La Semana Santa Marinera de Valencia, el fervor de un pueblo

Publishing date 23/03/2015

Los poblados marítimos de Valencia acogen con auténtica devoción la Semana Santa Marinera, una de las celebraciones religiosas con más arraigo en la capital del Turia. Una treintena de cofradías participan en una fiesta, cuyos orígenes se remontan al siglo XV. En Semana Santa, ven a Valencia y disfruta de la tradición, del mar y del sol. Un contraste increíble.
La Semana Santa Marinera de Valencia, el fervor de un pueblo

La Semana Santa en Valencia es el preludio del buen tiempo, parece dar la mano a la primavera, y con ella se conmemoran tradiciones y rituales que beben en las fuentes de la historia. La Semana Santa de Valencia tiene el apelativo de Marinera por su íntima relación con el mar, una arraigada tradición religiosa y popular que tiene como escenario los barrios del distrito marítimo: el Grao y el Cabanyal-Canyamelar, donde pescadores y marineros protagonizan manifestaciones públicas de fe.

En los albores del siglo XV, se crea la agrupación Concordia dels disciplinats, de la que fue prior San Vicente Ferrer. Es en este momento cuando comienzan las celebraciones de la Semana Santa en las tres parroquias de los Poblados Marítimos: Nuestra Señora de los Ángeles del Cabanyal, Nuestra Señora del Rosario de Canyamelar y Santa María del Grao.

A finales del siglo XVIII, es esta última parroquia la que cuenta con la denominada Concordia de Santa María del Grau, una archicofradía que engloba en su seno diversas entidades. Unos son los Sayones, que rinden culto al Santo Sepulcro y representan a los caballeros cristianos que fueron a Tierra Santa a reconquistar los Santos Lugares. Otra sección es la constituida por los Penitentes, también denominados Vestas en alusión al capirote tradicional que portan, rinden culto al Santísimo Cristo.

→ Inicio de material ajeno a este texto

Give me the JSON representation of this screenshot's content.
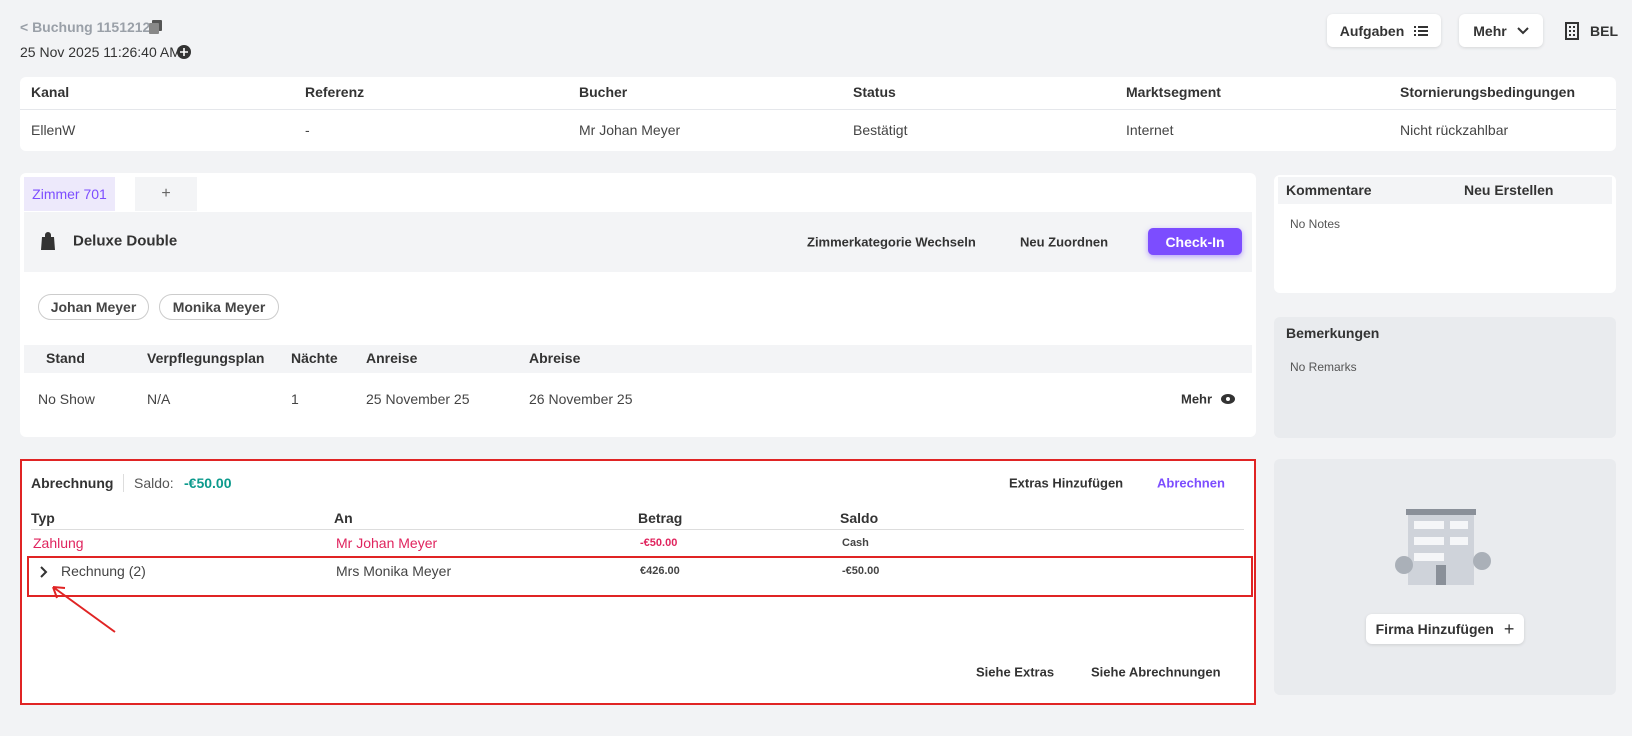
{
  "header": {
    "back_link": "< Buchung 1151212",
    "timestamp": "25 Nov 2025 11:26:40 AM",
    "buttons": [
      "Aufgaben",
      "Mehr"
    ],
    "hotel": "BEL"
  },
  "booking": {
    "headers": [
      "Kanal",
      "Referenz",
      "Bucher",
      "Status",
      "Marktsegment",
      "Stornierungsbedingungen"
    ],
    "row": [
      "EllenW",
      "-",
      "Mr Johan Meyer",
      "Bestätigt",
      "Internet",
      "Nicht rückzahlbar"
    ]
  },
  "room": {
    "tab": "Zimmer 701",
    "add_tab": "+",
    "category": "Deluxe Double",
    "actions": [
      "Zimmerkategorie Wechseln",
      "Neu Zuordnen"
    ],
    "checkin": "Check-In",
    "guests": [
      "Johan Meyer",
      "Monika Meyer"
    ],
    "headers": [
      "Stand",
      "Verpflegungsplan",
      "Nächte",
      "Anreise",
      "Abreise"
    ],
    "row": [
      "No Show",
      "N/A",
      "1",
      "25 November 25",
      "26 November 25"
    ],
    "more": "Mehr"
  },
  "billing": {
    "title": "Abrechnung",
    "saldo_label": "Saldo:",
    "saldo_value": "-€50.00",
    "extras": "Extras Hinzufügen",
    "settle": "Abrechnen",
    "headers": [
      "Typ",
      "An",
      "Betrag",
      "Saldo"
    ],
    "rows": [
      [
        "Zahlung",
        "Mr Johan Meyer",
        "-€50.00",
        "Cash"
      ],
      [
        "Rechnung (2)",
        "Mrs Monika Meyer",
        "€426.00",
        "-€50.00"
      ]
    ],
    "footer_links": [
      "Siehe Extras",
      "Siehe Abrechnungen"
    ]
  },
  "comments": {
    "title": "Kommentare",
    "new": "Neu Erstellen",
    "empty": "No Notes"
  },
  "remarks": {
    "title": "Bemerkungen",
    "empty": "No Remarks"
  },
  "company": {
    "button": "Firma Hinzufügen"
  }
}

Y por último, la corporación los Granaderos, que aparece tras la ocupación francesa de principios del siglo XIX, y simboliza a los soldados del ejército francés que con uniforme de gala dan escolta a la imagen de la Virgen de la Soledad en la Procesión del Santo Entierro.

En el siglo XX, la Semana Santa Marinera cambia y en 1924 se crea la Hermandad de la Santa Faz, en la parroquia Nuestra Señora del Rosario, por un grupo de jóvenes. Y este hecho marca el inicio de una nueva etapa.

En 1927, dicha agrupación introduce un nuevo elemento de culto que rompe con la uniformidad de la imaginería, ya que al Nazareno, al Cristo Crucificado y a la Dolorosa, se une el grupo escultórico de cinco figuras que simbolizan el paso de la Verónica, obra de Mariano Benlliure y que es el primero que procesiona en la Semana Santa Marinera. También se modifica el vestuario que da paso al empleo de telas más ricas como el raso, la seda o el terciopelo. Un tercer elemento novedoso es la modificación de la concepción de la Semana Santa Marinera integrada por Sayones, Vestas y Granaderos, para dar paso a la aparición de nuevas hermandades.

La Semana Santa Marinera continúa su línea ascendente durante las décadas de los años cincuenta y sesenta, con sus tres parroquias, aunque vuelve a sufrir un nuevo declive en los años setenta, época en la que, sin embargo, reaparecen las procesiones de las Hermandades de Santa María del Mar. Ya en el año 1991 destaca la creación de la Cofradía de Jesús de Medinaceli y la reaparición de la Hermandad de la Crucifixión del Señor.

Las fiestas comienzan el Domingo de Ramos, pasan por el Jueves y Viernes Santo, días que conmemoran la pasión y muerte de Jesucristo, para finalizar con el Domingo de Resurrección. Es ese día, cuando se celebra un fastuoso desfile en el que participan todas las cofradías y hermandades y recorre las principales calles marineras, acompañados por un elemento primordial en la capital del Turia: la música. Todas las cofradías, corporaciones y hermandades recorren el itinerario del Santo Entierro, pero esta vez para anunciar que Jesucristo ha resucitado, mediante una explosión de color y alegría. El rostro descubierto, el negro de los atuendos se ha cambiado por el blanco y los personajes bíblicos lanzan al público flores.

Pero todo acaba y la Semana Santa también.  A partir de lunes las imágenes regresan a sus iglesias y hasta allí las acompañan miembros de las hermandades, fieles y público. Las casas que las albergaron han quedado vacías, se siente la ausencia de la imagen y las calles también han quedado vacías. De nuevo hay que esperar un año, no hay más remedio que hacerlo para vivir en Valencia una nueva Semana Santa Marinera.